The storm cloud looming in the distance is a league created by the larger universities, that will offer the players more money. Either way, the players win, but my hope is the athletes will remember the low-quality working conditions they are currently under and decline any chance to go back, no matter how much money they are offered.


During a college football game last year, three players – Michael Rose-Ivey, Mohamed Barry, and DaiShon Neal – decided to kneel during the national anthem. They did this to show support and solidarity in the protest of police brutality towards African Americans in this country. In exchange for peacefully exercising their constitutional rights, they received hateful messages indicating they should be lynched before the next game or shot like the other black men and women. As I watched Michael Rose-Ivey deliver his statement my heart went out to him. Here are young black men who wanted a good education and to participate in a sport they love, but I guess they should just be happy with that and be quiet.
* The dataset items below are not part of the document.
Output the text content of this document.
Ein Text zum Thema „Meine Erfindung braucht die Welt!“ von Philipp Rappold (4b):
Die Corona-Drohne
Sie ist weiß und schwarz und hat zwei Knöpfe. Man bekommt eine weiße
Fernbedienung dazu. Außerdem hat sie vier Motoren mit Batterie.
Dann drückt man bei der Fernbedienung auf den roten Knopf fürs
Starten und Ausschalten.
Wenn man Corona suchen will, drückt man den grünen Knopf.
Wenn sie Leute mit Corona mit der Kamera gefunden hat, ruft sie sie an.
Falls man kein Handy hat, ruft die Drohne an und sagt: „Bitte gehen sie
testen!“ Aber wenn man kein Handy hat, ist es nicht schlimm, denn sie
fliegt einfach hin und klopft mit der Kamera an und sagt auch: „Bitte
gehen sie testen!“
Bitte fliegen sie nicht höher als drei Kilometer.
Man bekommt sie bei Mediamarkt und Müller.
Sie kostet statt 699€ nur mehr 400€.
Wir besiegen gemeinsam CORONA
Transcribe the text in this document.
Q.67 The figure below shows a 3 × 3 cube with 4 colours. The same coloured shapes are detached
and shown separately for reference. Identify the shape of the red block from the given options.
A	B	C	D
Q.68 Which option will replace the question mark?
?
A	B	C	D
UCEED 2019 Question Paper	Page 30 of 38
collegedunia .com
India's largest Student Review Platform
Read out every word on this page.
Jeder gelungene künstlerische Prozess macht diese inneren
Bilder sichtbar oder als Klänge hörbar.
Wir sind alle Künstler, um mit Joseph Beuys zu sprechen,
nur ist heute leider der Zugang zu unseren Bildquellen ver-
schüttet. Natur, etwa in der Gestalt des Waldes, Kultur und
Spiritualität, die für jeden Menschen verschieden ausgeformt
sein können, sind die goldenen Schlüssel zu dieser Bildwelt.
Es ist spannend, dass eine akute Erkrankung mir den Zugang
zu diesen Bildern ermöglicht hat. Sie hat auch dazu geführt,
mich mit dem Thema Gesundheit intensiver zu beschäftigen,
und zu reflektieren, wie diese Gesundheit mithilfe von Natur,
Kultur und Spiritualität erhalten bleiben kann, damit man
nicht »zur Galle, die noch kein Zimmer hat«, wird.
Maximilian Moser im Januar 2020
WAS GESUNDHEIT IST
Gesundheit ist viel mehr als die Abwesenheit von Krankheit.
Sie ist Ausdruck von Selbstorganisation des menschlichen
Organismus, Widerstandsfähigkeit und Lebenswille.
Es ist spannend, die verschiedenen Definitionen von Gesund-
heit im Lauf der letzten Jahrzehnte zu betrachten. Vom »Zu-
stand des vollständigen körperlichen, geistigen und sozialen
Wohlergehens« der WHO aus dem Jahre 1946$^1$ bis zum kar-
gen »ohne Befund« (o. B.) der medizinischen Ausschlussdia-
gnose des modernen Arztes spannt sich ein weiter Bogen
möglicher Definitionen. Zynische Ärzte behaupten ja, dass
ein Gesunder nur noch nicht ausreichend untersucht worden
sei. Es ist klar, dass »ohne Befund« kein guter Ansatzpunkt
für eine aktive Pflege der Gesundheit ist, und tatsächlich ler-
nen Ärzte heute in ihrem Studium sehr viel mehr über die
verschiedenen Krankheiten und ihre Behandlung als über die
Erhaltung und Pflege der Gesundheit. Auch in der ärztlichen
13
Certain fans have an interesting way of letting infractions by other athletes go overlooked while athletes who protest the improper treatment of their fellow Americans, deserve nasty insults and boycotted games.

I fully support being conscious of where we as Black people invest our 1 trillion dollars in spending power, but I am also conscious that black establishments are underfunded. For example, last year UCLA signed a 15 year, $280 million-dollar deal with Under Armour. Deals like that are more than just money to the school. Some of the details include the company assisting in the marketing of the university, money assigned to revamping the campus bookstore and opening retail stores in the surrounding area that will have the schools apparel. In addition, top recruits who go professional often donate money to build bigger and better facilities for their university.

With a sports league financed by donors and sponsors, the positives our HBCU’s already provide could be magnified to an extent that allows our universities to be named among the best colleges in their region or best in the country. The university logos many fans wear on their chest and foreheads, in the form of jerseys and hats, are not because of the school’s academic or community prowess. The reason a fan shouts “Roll Tide” in a crowded sports bar, isn’t because they support the production of the universities electrical engineering program. It’s because of the sports program. The hundreds of millions of dollars a university earns from “student-athletes” leaving it all on the field, rounding the diamond, or jumping through hoops – literally – allow universities to build state of the art medical labs, trendy student centers, and provide world-class dining options. But tell me how times have changed since Juneteenth or MLK’s speech? Black athletes make up 57% of college football players and 61% of college basketball players, and these players labor for free while massive predominately white institutions make billions of dollars, but at least in this modern form of slavery, they’re letting their “workers” read.